Blade Runner 2049 – new model, same breathtaking ride

Director Denis Villeneuve shatters the saying that sequels rarely live up to the original with his beautifully realised Blade Runner 2049.

Mmmm. That turned out rather well, I think. I’m trying to stay relatively calm and understated as I write this post as that was definitely not what I felt when I stepped out of the cinema from seeing Blade Runner 2049.

“My mind is officially blown – breathtaking, remarkable and one of the films of the year” I tweeted.

What director extraordinaire Denis Villeneuve has done with the iconic story of humans and replicants in Blade Runner, a movie that we have all fallen in love with over the years since its release in 1982, is not to be understated. Blade Runner 2049 is quite simply a triumph, a classic just like its predecessor. Oh and it’s also one of the movies of the year.

So where to start? I’m not sure that Ryan Gosling can be in any more films that make such a splash in the public consciousness after wowing us over the last couple of years with his deft performances in The Big ShortThe Nice Guys and LA LA LAND but no, actually he can.

A case that takes him (and us) to firstly encounter Dave Bautista’s replicant Sapper Morton on the fringes of the city, leads to a Pandora’s box of questions with no easy answers. His by-the-book superior Lieutenant Joshi (a stellar Robin Wright) wants him to do his job as perfectly as he’s done since joining the force but K is increasingly conflicted by what he finds.

Morton had revealed to him that he had witnessed a miracle thirty years before and his incredible tale sets in motion a chain of events that will eventually bring K face to face with Harrison Ford’s Rick Deckard, the blade runner whom no one has seen since that time and who of course holds the key to the whole mystery.

But K isn’t the only one who wants to track Deckard down. The new head of replicant production, Jared Leto’s sinister Niander Wallace has a vested interest too and he sends his attack dog-like replicant Luv (a chillingly brilliant Sylvia Hoeks) in pursuit of K, knowing that sooner or later, he’ll lead her to Deckard.

The discoveries K makes in his investigations begin to affect his own existence, particularly in the life he has outside of the police force. He’s formed an emotional bond with the hologram Joi (Ana de Armas) in his apartment and these scenes are so tender that you’re reminded of the love story from the first film between Deckard and the replicant Rachael. And it’s here in the core of the film where the connections between the original and the sequel, centred on Ford’s magnificent return to one of his most celebrated roles, are where Hampton Fancher and Michael Green’s screenplay really blows you away.

But then everything about Blade Runner 2049 does that. Can someone please just give Roger Deakins an Oscar! I’ve been a fan of his unique and absolutely exquisite cinematography for a long time now. Through all the many collaborations he had with the Coen brothers – The Man Who Wasn’t There and No Country for Old Men possibly being the stand-out pictures – and then every other piece of work of his I’ve seen. The list is far too illustrious to mention here, just click on the link on his name to see how many amazing films he’s photographed. Here you just need to luxuriate in every single frame of the film he’ shot. Magnificent.
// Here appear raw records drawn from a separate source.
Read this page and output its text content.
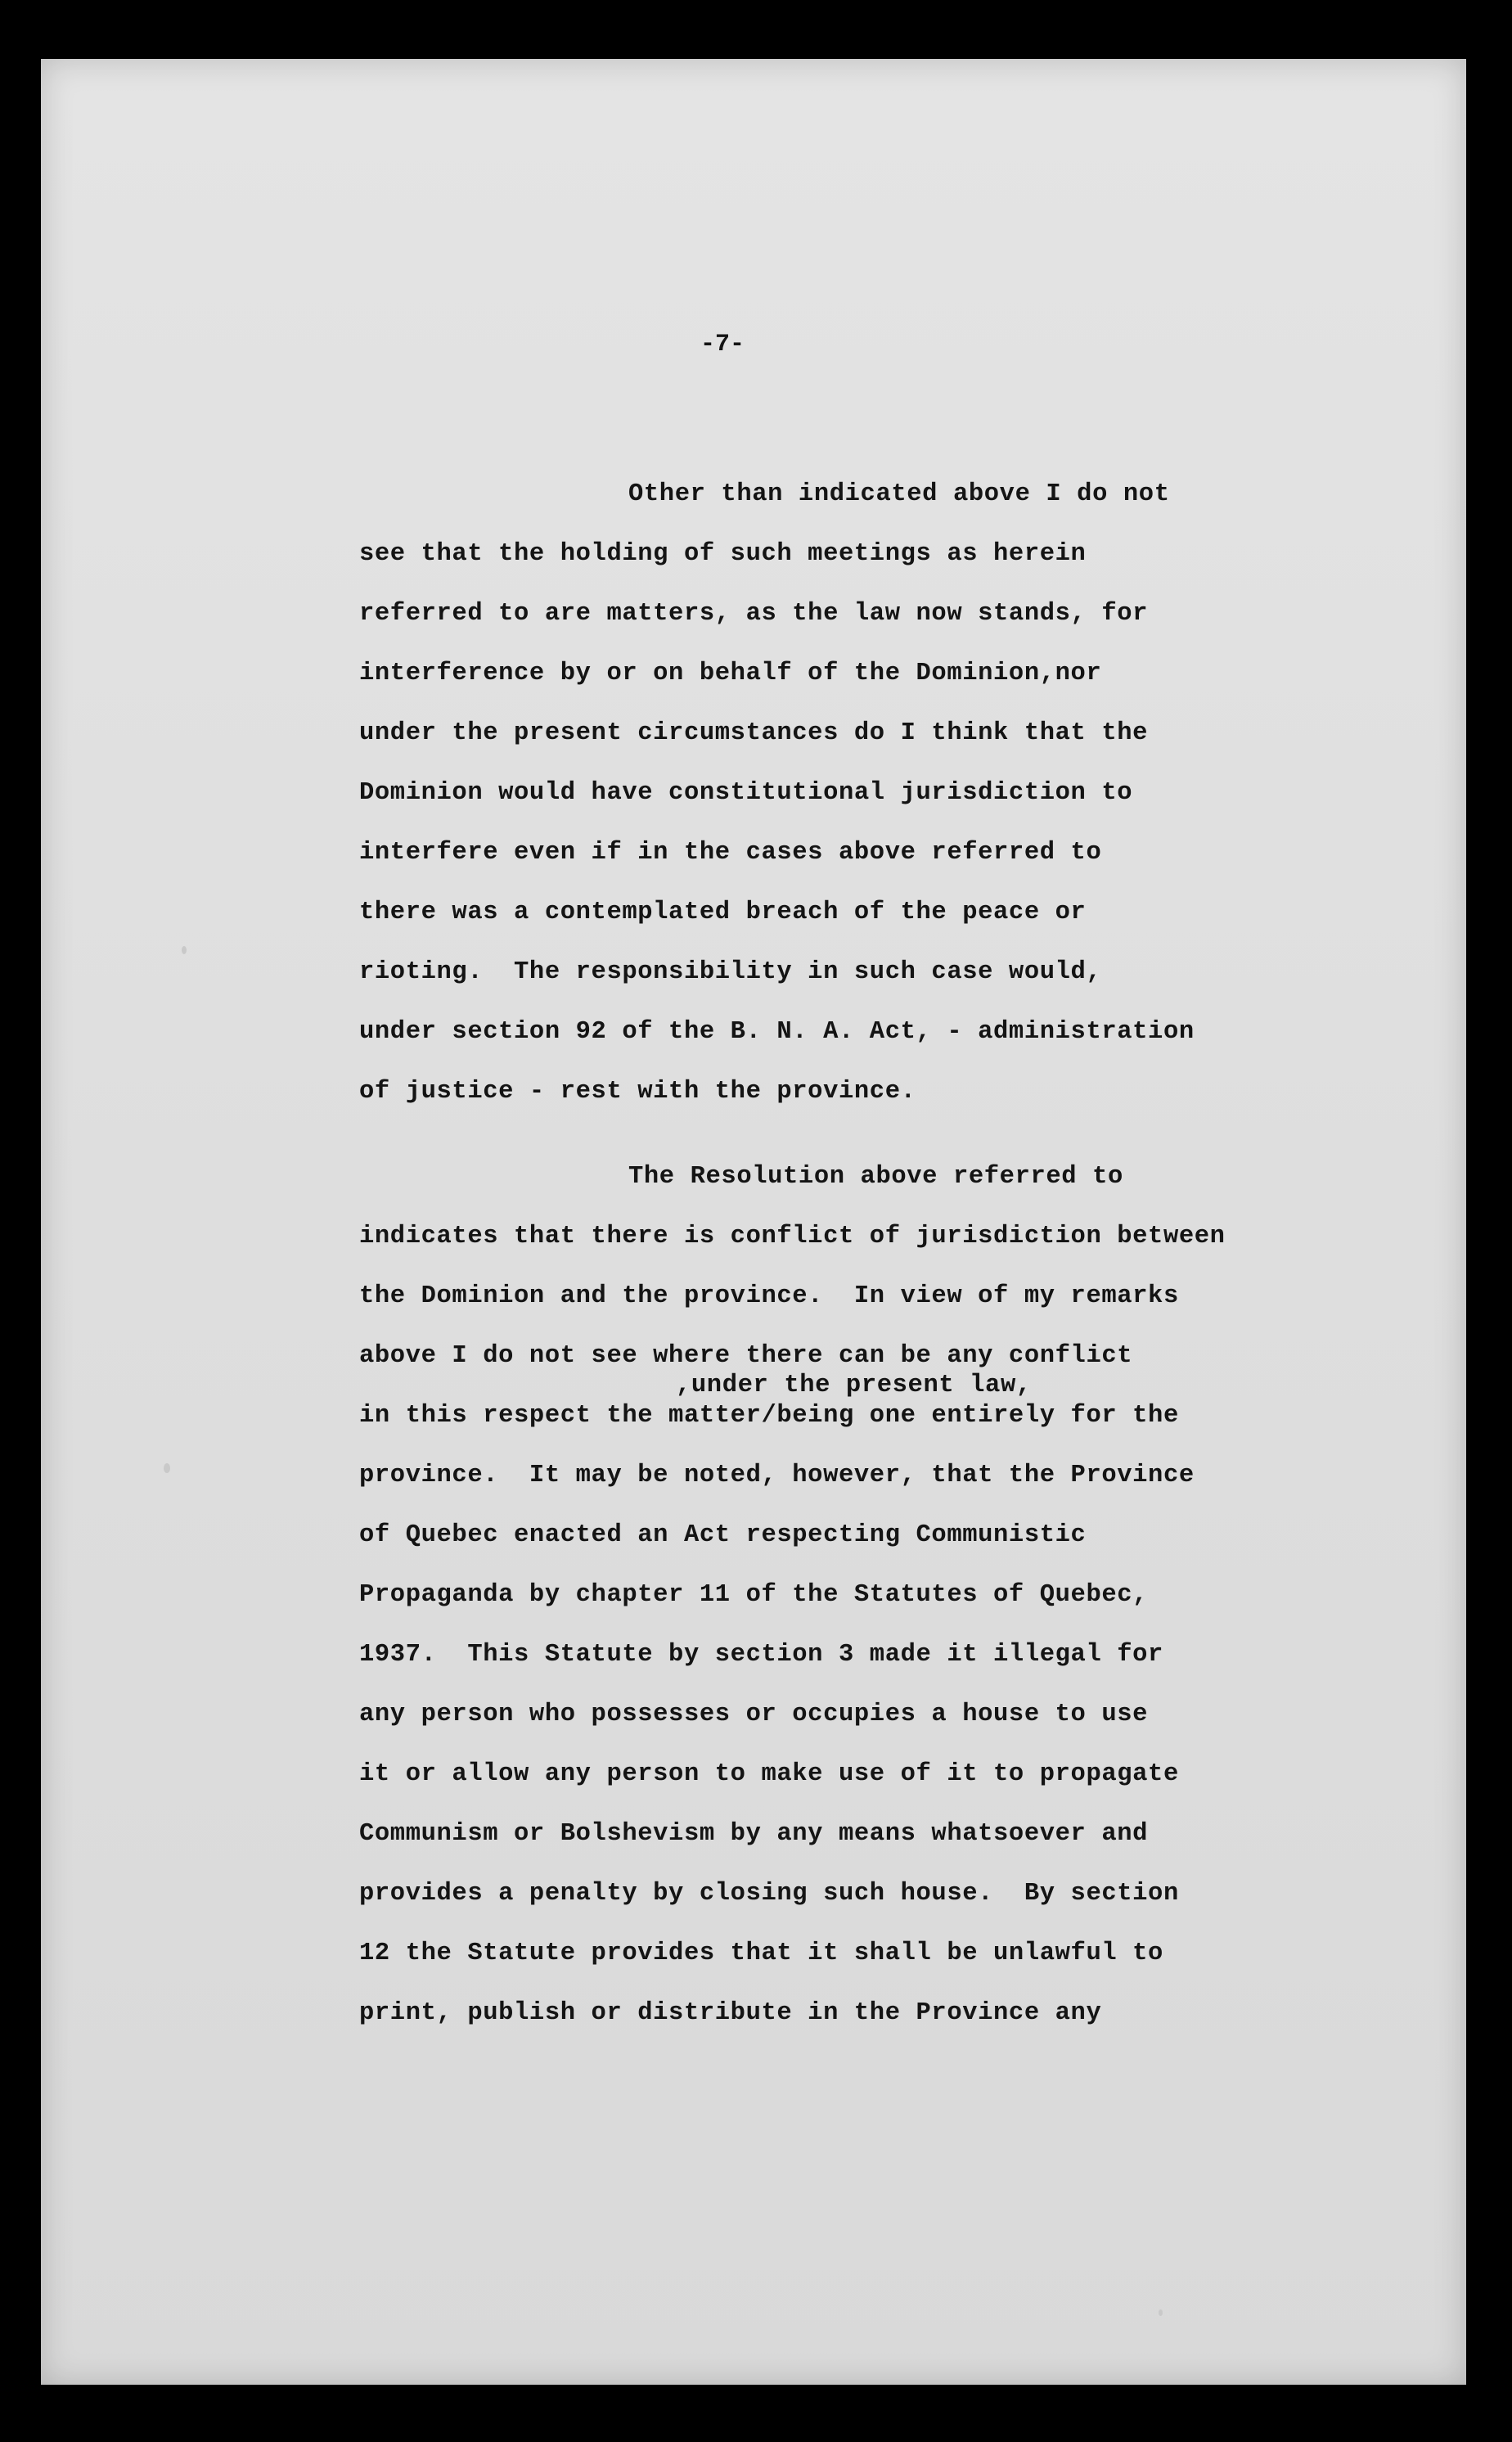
-7-

Other than indicated above I do not

see that the holding of such meetings as herein

referred to are matters, as the law now stands, for

interference by or on behalf of the Dominion,nor

under the present circumstances do I think that the

Dominion would have constitutional jurisdiction to

interfere even if in the cases above referred to

there was a contemplated breach of the peace or

rioting.  The responsibility in such case would,

under section 92 of the B. N. A. Act, - administration

of justice - rest with the province.

The Resolution above referred to

indicates that there is conflict of jurisdiction between

the Dominion and the province.  In view of my remarks

above I do not see where there can be any conflict

,under the present law,

in this respect the matter/being one entirely for the

province.  It may be noted, however, that the Province

of Quebec enacted an Act respecting Communistic

Propaganda by chapter 11 of the Statutes of Quebec,

1937.  This Statute by section 3 made it illegal for

any person who possesses or occupies a house to use

it or allow any person to make use of it to propagate

Communism or Bolshevism by any means whatsoever and

provides a penalty by closing such house.  By section

12 the Statute provides that it shall be unlawful to

print, publish or distribute in the Province any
In addition to him, there’s the tremendous supporting cast of Mackenzie Davis (looking remarkably like Daryl Hannah’s Pris when she appears), the aforementioned Hoeks (with what feels a clever homage to her fellow countrymen and replicant Rutger Hauer), Barkhad Abdi and the returning Edward James Olmos. There’s Dennis Gassner’s stupendous production design and Hans Zimmer and Benjamin Wallfisch’s deliciously hypnotic score. And let us in no way forget Denis Villeneuve, taking on surely one of the most terrifying directing jobs in trying to follow Ridley Scott’s classic. But he didn’t just follow it, he matched it and made a movie that compliments the original as well as stand tall in its own right. Bravo, sir, bravo!
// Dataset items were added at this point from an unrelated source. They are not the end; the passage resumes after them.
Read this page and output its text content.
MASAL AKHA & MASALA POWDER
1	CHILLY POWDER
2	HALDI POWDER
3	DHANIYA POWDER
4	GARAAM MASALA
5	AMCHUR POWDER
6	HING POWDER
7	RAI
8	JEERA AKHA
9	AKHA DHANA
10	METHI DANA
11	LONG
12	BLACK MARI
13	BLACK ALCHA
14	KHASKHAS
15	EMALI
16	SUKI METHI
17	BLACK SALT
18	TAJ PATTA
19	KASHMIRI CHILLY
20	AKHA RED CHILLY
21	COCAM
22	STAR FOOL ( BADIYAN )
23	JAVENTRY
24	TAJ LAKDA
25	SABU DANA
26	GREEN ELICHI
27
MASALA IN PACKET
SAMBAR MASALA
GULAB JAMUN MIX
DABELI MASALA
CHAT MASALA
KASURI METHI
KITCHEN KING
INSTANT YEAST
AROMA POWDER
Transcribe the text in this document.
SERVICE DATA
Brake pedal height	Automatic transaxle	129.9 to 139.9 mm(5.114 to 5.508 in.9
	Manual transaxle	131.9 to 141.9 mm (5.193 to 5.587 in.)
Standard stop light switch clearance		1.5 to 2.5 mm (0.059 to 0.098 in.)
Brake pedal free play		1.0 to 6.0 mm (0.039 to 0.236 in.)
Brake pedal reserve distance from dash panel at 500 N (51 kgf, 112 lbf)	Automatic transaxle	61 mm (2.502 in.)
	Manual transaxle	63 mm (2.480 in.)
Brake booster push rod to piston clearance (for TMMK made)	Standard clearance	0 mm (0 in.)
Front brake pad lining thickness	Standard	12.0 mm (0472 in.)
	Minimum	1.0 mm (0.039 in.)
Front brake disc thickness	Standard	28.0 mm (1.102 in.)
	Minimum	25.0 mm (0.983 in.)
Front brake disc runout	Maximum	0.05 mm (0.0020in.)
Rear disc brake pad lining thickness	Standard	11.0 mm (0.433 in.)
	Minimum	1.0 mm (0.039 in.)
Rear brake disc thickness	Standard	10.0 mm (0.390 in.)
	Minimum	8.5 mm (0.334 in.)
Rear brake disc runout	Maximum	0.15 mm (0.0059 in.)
Anyway, you shouldn’t need any more raving from me to go out and see this phenomenal film. Let me just finish by saying that as I sat down to watch the movie, 35 years after seeing Blade Runner, I felt an anticipation I’ve rarely experienced (only preparing to see The Force Awakens comes close) and then the excitement and elation I felt from the very first frame until the very last was immense. And when I got up to leave the cinema, all I could think of was – sometimes lighting does strike twice.